Heartbleed headlines continue this week as IT admins scramble for answers no one has. Early reports of stolen personal information -- including 900 social insurance numbers in Canada -- are starting to trickle in.

Indeed, the recent discovery of Heartbleed has thrown information security professionals into a tizzy and we may not have seen the worst of it yet. This could be the zero day bug to end all zero day bugs -- at least until the next one.

Security engineers at Codenomicon who found the bug are reporting that the vulnerability is in the OpenSSL cryptographic software library. The weakness, they said, steals information typically protected by the SSL/TLS encryption used to secure the Internet. Current reports suggest up to 60 percent of Web servers could be impacted.

The Canada Revenue Agency said the data was stolen from its systems, which were left vulnerable by the Heartbleed bug, according to reports. The agency said it blocked public access to its online services for several days last week until it addressed the security risk, but despite that measure, a data breach occurred over a six-hour period.

Miles To Go

We caught up with Mark Gazit, CEO of ThetaRay and one of Israel’s sharpest cybersecurity professionals, to get his take on the issue. He told us experts are still looking for ways to patch Heartbleed before malicious actors heavily exploit it. Some advisories are telling organizations to “assume the worst has already happened,” preparing teams to move to detection and post-breach response plans, he noted.

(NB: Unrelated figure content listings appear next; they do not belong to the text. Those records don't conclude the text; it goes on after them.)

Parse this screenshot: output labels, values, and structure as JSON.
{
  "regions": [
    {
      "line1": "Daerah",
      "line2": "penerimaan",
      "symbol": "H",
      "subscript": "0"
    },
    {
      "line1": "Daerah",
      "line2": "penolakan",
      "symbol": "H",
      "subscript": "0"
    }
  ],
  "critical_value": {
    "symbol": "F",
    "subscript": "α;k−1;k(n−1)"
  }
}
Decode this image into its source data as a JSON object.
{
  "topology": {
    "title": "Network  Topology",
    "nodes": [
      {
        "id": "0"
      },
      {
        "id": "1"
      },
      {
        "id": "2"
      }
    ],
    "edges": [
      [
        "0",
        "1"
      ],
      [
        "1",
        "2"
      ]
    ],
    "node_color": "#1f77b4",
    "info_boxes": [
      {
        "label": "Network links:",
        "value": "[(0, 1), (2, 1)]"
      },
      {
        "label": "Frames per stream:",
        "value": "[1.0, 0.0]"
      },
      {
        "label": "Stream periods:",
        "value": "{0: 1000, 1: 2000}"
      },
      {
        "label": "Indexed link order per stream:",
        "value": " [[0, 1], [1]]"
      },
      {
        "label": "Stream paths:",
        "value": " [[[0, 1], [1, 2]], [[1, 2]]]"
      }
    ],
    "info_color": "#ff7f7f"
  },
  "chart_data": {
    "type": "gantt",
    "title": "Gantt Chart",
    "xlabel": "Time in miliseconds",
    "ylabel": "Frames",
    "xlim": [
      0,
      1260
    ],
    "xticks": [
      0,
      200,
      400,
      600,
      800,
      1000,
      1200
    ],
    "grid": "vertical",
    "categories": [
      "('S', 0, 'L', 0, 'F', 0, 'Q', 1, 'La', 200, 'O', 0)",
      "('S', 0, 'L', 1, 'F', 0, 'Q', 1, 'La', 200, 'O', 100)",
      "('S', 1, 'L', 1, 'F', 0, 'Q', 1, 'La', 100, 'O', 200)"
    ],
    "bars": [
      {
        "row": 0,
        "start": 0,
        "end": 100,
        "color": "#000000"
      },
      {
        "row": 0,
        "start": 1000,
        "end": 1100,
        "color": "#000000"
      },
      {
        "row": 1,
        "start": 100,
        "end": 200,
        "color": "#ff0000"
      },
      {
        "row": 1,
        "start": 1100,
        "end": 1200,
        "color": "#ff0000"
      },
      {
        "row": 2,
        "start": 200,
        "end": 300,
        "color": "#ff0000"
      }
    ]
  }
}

“The immediate thought on everyone’s mind is that when there is a bug, there is a patch, and the first thing to do is apply it to stop the bleeding,” Gazit said. “Although this may appear to be a solution and a way of allaying the panic, applying patches to the many vulnerable platforms can take at least six to 12 months. Months will pass before vulnerable vendors, and all levels of end users, return to safe OpenSSL-dependent activity.”

Patching may help, but Gazit is convinced that Heartbleed will live on well beyond the patch applications because the bug is so-far reaching into internal networks, server communications, and products that were already shipped out to end users. As he sees it, completely fixing the issue will take a very long time. Meanwhile, he said, malicious actors are actively looking for ways to exploit the flaw.

What About Two-Factor Authentication?

There’s been plenty of talk about changing passwords. The general consensus is passwords should not be changed until after the servers are patched or they could be compromised again.

“As for two-factor authentication, for those organizations that use it for VPN access and secure activities on their online accounts and infrastructure, it can help to an extent,” Gazit said. “The issue is that when Web servers themselves are very possibly compromised by unauthorized parties, the authentication using that second factor will also be eavesdropped on, and can be intercepted in a man-in-the-middle fashion. Two-factor authentication will offer more security only once the flaw is patched and the certainty that resources are secured is restored.”

The bottom line: Organizations that know they have been affected must thoroughly examine their internal infrastructure and initiate incident response to ensure that security is fully restored, Gazit said. He called it a classic case where perimeter defenses, firewalls and others defenses are all layers that offer some security, but are unable to detect the unknown and unexpected.

“Organizations need to be able to detect attackers and issues well after they have made it through their gates, find them, and stop them before damage can occur,” Gazit said. “The only way to achieve such a laser-precision level of detection is through the use of hyper-dimensional big data analytics, deploying it as part of the very core of the defense mechanisms.”